Considérant qu'il y a lieu de surseoir à statuer du chef des indemnités réclamées sur le même fondement par et contre la société ERII et par la société BAIL PARC à l'encontre de la société PARCEL TRANSPORT ;

 

DISPOSITIF (décision proprement dite)                                                            (N.B. : mention ne figurant pas sur l’original)

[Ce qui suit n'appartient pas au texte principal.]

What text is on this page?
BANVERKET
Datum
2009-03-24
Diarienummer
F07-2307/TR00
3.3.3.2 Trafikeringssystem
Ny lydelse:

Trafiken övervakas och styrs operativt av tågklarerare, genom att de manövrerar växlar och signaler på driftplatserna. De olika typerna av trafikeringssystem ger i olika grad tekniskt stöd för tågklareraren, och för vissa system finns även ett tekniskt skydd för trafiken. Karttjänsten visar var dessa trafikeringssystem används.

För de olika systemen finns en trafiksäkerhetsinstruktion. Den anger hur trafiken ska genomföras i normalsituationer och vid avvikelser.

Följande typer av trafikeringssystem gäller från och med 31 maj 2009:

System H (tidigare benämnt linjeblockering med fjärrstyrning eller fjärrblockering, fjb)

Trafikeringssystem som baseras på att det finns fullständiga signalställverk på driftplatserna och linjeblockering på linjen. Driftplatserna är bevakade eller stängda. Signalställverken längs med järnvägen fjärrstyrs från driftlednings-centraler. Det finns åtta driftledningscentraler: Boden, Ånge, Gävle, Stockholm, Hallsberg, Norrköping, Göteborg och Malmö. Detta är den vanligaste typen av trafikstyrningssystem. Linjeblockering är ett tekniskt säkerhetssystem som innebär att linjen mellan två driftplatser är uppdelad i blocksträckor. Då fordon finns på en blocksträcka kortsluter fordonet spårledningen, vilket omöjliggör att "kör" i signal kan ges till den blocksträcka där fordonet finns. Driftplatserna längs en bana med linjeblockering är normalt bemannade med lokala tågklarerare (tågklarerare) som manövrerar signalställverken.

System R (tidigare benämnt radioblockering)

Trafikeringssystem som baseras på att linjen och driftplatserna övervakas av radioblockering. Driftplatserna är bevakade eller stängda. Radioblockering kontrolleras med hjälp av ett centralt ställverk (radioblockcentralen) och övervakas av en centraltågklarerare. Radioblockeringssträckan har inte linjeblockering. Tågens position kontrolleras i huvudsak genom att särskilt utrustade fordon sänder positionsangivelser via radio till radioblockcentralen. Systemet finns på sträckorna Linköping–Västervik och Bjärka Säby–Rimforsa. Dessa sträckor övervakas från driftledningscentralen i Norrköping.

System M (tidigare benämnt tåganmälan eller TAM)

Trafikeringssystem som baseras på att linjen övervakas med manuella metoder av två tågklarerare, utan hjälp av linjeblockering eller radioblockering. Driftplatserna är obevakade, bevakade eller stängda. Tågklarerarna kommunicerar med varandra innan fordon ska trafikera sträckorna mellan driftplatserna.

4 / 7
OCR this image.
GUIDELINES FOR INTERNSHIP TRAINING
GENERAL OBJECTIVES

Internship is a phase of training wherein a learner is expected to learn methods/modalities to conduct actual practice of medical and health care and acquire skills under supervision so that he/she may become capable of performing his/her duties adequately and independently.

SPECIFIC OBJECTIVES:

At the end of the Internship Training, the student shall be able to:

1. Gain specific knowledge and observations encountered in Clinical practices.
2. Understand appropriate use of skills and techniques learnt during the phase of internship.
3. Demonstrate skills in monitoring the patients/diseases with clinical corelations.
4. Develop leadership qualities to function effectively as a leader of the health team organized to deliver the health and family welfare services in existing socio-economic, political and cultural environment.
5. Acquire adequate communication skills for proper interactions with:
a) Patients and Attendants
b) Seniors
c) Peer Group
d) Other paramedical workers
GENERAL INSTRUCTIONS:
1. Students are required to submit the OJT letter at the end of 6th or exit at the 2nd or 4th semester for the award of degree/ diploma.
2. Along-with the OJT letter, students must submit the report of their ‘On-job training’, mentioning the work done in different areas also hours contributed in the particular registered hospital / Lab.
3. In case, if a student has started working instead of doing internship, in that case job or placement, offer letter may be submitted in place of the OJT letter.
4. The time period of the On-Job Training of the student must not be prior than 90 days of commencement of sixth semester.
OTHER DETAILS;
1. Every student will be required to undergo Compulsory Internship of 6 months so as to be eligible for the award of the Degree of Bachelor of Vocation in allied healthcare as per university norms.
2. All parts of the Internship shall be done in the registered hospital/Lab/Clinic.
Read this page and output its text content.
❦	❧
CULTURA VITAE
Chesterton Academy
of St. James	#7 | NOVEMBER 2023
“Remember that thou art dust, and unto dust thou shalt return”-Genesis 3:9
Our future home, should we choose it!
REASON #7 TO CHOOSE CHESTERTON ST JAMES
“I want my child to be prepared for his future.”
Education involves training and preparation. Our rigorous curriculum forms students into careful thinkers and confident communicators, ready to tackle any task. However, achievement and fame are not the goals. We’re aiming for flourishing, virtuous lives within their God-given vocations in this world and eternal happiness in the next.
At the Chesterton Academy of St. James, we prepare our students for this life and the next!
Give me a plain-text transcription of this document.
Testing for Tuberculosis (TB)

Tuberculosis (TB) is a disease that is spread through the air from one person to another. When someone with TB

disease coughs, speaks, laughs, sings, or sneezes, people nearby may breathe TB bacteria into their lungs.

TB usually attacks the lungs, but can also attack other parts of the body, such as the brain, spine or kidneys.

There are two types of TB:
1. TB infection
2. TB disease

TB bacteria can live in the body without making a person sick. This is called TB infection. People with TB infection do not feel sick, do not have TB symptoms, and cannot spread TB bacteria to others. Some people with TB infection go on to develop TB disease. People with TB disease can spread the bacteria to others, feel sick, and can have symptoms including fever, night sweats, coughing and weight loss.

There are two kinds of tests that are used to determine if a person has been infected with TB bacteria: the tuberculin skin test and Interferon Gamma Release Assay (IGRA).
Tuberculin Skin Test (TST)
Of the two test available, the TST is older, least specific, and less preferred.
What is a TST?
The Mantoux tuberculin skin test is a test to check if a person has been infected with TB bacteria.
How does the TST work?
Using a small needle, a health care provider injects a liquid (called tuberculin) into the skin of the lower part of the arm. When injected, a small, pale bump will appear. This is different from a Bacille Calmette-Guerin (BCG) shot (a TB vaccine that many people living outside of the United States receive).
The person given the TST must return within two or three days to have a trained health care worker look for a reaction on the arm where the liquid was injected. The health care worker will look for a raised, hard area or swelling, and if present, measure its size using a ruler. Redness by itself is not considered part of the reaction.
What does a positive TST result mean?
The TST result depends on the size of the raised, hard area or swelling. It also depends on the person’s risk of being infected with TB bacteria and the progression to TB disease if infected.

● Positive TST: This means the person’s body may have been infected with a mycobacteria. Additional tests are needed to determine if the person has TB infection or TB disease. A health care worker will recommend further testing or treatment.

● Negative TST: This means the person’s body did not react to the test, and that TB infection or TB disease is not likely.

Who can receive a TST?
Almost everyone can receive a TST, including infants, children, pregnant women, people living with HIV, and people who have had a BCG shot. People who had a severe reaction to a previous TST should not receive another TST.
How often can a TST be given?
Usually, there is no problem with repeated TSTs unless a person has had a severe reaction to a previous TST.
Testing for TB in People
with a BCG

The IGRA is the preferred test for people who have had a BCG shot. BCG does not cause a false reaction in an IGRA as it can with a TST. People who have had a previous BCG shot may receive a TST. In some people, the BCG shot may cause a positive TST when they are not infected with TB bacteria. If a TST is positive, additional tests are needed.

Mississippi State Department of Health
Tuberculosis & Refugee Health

PAR CES MOTIFS et ceux non contraires des premiers juges :

Surseoit à statuer jusqu'à décision pénale définitive consécutive à la plainte avec constitution de partie civile déposée par les sociétés PARCEL TRANSPORT et ADVICE, sur l'appel formé par la société PARCEL TRANSPORT à l'encontre des dispositions qui l'ont condamnée à payer à la société BAIL PARC la somme de 1.498.913,10 francs et à la société ERII et la société BAIL PARC la somme de 8.000 francs, et qui l'ont condamnée aux dépens de première instance ;

Surseoit à statuer jusqu'à la même décision

- sur l'appel formé par la société ADVICE à l'encontre de la disposition l'ayant condamnée à payer à la société ERII la somme de 8.000 francs,

- sur les demandes en paiement de dommages-intérêts et d'application de l'article 700 NCPC, formées par la société ERII et la société PARCEL TRANSPORT,

- sur les demandes en paiement formées par les autres parties contre ces deux dernières sociétés ;

Confirme pour le surplus, la décision entreprise à l'exception de la disposition ayant condamné la société ADVICE à payer à la société BAIL PARC la somme de 8.000 francs au titre de l'application de l'article 700 NCPC ;

Statuant à nouveau de ce chef, déboute la société BAIL PARC de la demande en paiement de ce dernier chef, en tant qu'elle est dirigée contre la société ADVICE ;

Déboute les parties de leurs demandes contraires à la motivation ci-dessus retenue ;

Condamne la société ADVICE aux dépens d'appel et admet la SCP DUBOSCQ PELLERIN, titulaire d'un office d'avoué, au bénéfice de l'article 699 NCPC.